L’organisation clandestine espagnole avait, quelques semaines avant, décidé de faire sortir du camp les clichés cachés depuis quatre ans, grâce à deux jeunes communistes catalans, Jacinto Cortés et Jesús Grau, qui portaient chaque jour ses repas à un Kommando d’Espagnols travaillant au village de Mauthausen. Ils avaient sympathisé au fil des mois avec Anna Pointner, une habitante voisine du chantier, qui accepta de dissimuler les photos dans une lézarde du mur de son jardin. Et le 5 mai, donc, le camp fut libéré.

Boix, apparemment, récupéra le lot de clichés et l’emporta en France où il travailla pour la presse communiste : le 1er juillet, l’hebdomadaire Regards publia 21 des photographies ; le 1er août, le quotidien Ce soir leur consacra un numéro spécial. En 1946, Boix s’attribua le mérite d'avoir sauvé 20 000 photos… Mais « sa » collection fut éclatée : García récupéra certains tirages, Boix en vendit à des agences de presse, notamment tchèques, avant sa mort survenue en 1951, à l'âge de 31 ans, de tuberculose – il est enterré au cimetière parisien de Thiais. Boix devint ensuite un héros porté par la mémoire du Parti communiste espagnol, clandestin sous Franco, et du PCF. García, lui, soupçonné de sympathies trotskystes, n’a pas bénéficié de la même valorisation.
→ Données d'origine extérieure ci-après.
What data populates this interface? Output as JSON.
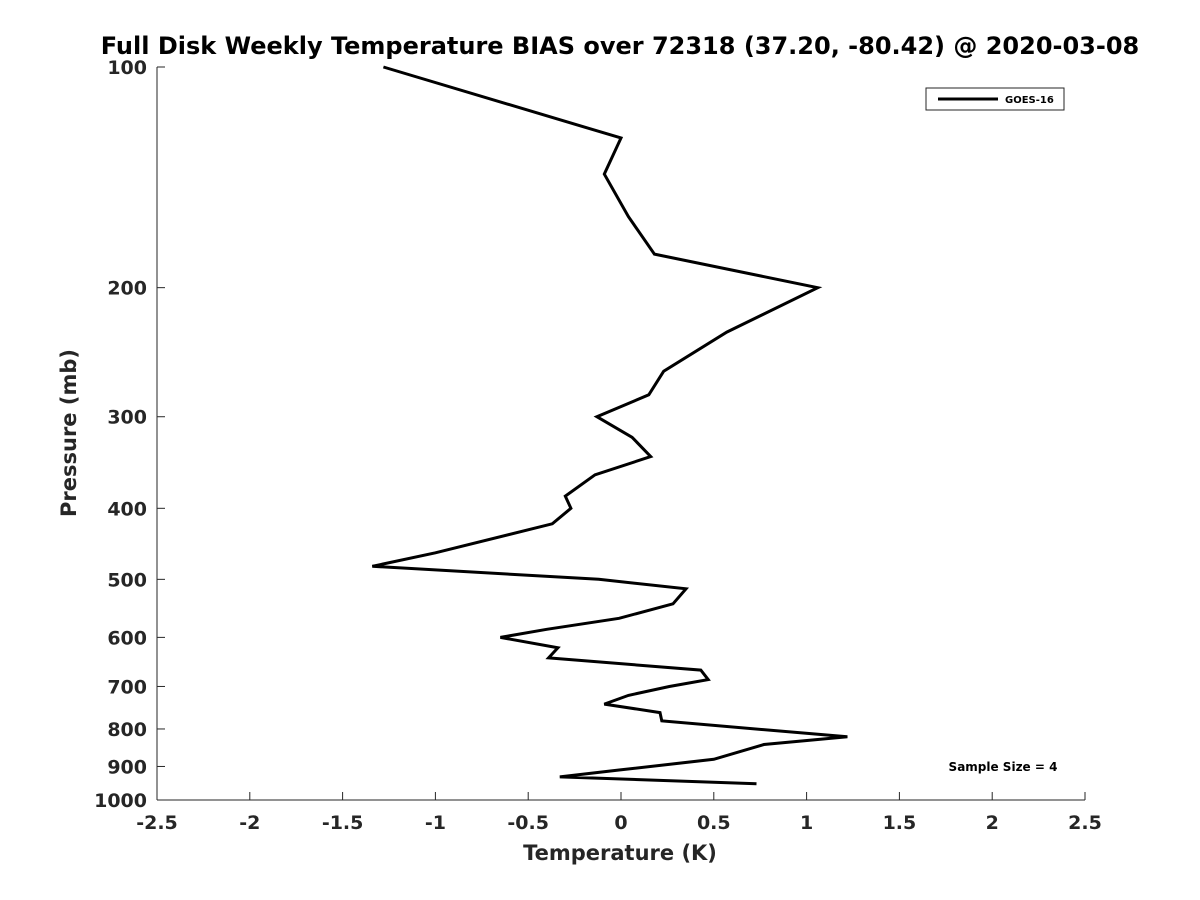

L’historien américain David Wingeate Pike, qui a très longuement interviewé García, décédé en 2000, a réhabilité aujourd’hui son rôle dans la soustraction et le sauvetage des photos.

Des photos SS présentées comme preuves aux procès de Nuremberg et Dachau

Francisco Boix fut le seul Espagnol appelé à témoigner devant le tribunal militaire international de Nuremberg, les 28 – le même jour que Marie-Claude Vaillant-Couturier – et 29 janvier 1946. Six photos apportées par Boix furent projetées devant le tribunal et versées au dossier des preuves. Dans sa déposition, il certifia, par le biais des photos développées et tirées à l’Erkennungsdienst, la présence de Kaltenbrunner (en compagnie de Himmler) et de Speer (en mars 1943) lors de visites officielles de Mauthausen ou de l’annexe de Gusen – alors que les deux accusés niaient connaître le camp. C’était là la raison d’être de la comparution de Boix, cité comme témoin de l’accusation par Charles Dubost, procureur adjoint de la délégation française.

C’est à Dachau qu’eut lieu, du 7 mars au 13 mai 1946, le procès de 61 responsables, médecins, gardes et Kapos du camp de Mauthausen. Ils furent jugés par un tribunal militaire américain, bien que Mauthausen fît partie de la zone d’occupation soviétique : c’était en effet l’armée américaine qui avait libéré le camp. Francisco Boix témoigna de nouveau, le 11 mai, et fournit 30 photographies qui furent versées au dossier d’accusation comme preuves. Tous les accusés plaidèrent non coupables ; tous furent jugés coupables de violation des lois de la guerre et de la convention de Genève, 58 étant condamnés à mort (mais 9 virent leur sentence commuée en prison à vie) et 3 à la prison à vie. 49 furent donc pendus les 27 et 28 mai 1947, à la prison de Landsberg, dont August Eigruber, le Gauleiter de la Haute-Autriche, qui accompagnait Himmler lors de ses visites du camp en avril-mai 1941. Paul Ricken, de son côté, qui dirigea l’Erkennungsdienst de mi-1941 à début 1944, puis fin avril-début mai 1945, fut condamné à la prison à vie le 23 juillet 1947, sur la base de faux témoignages de Kapos. On le libéra en novembre 1954.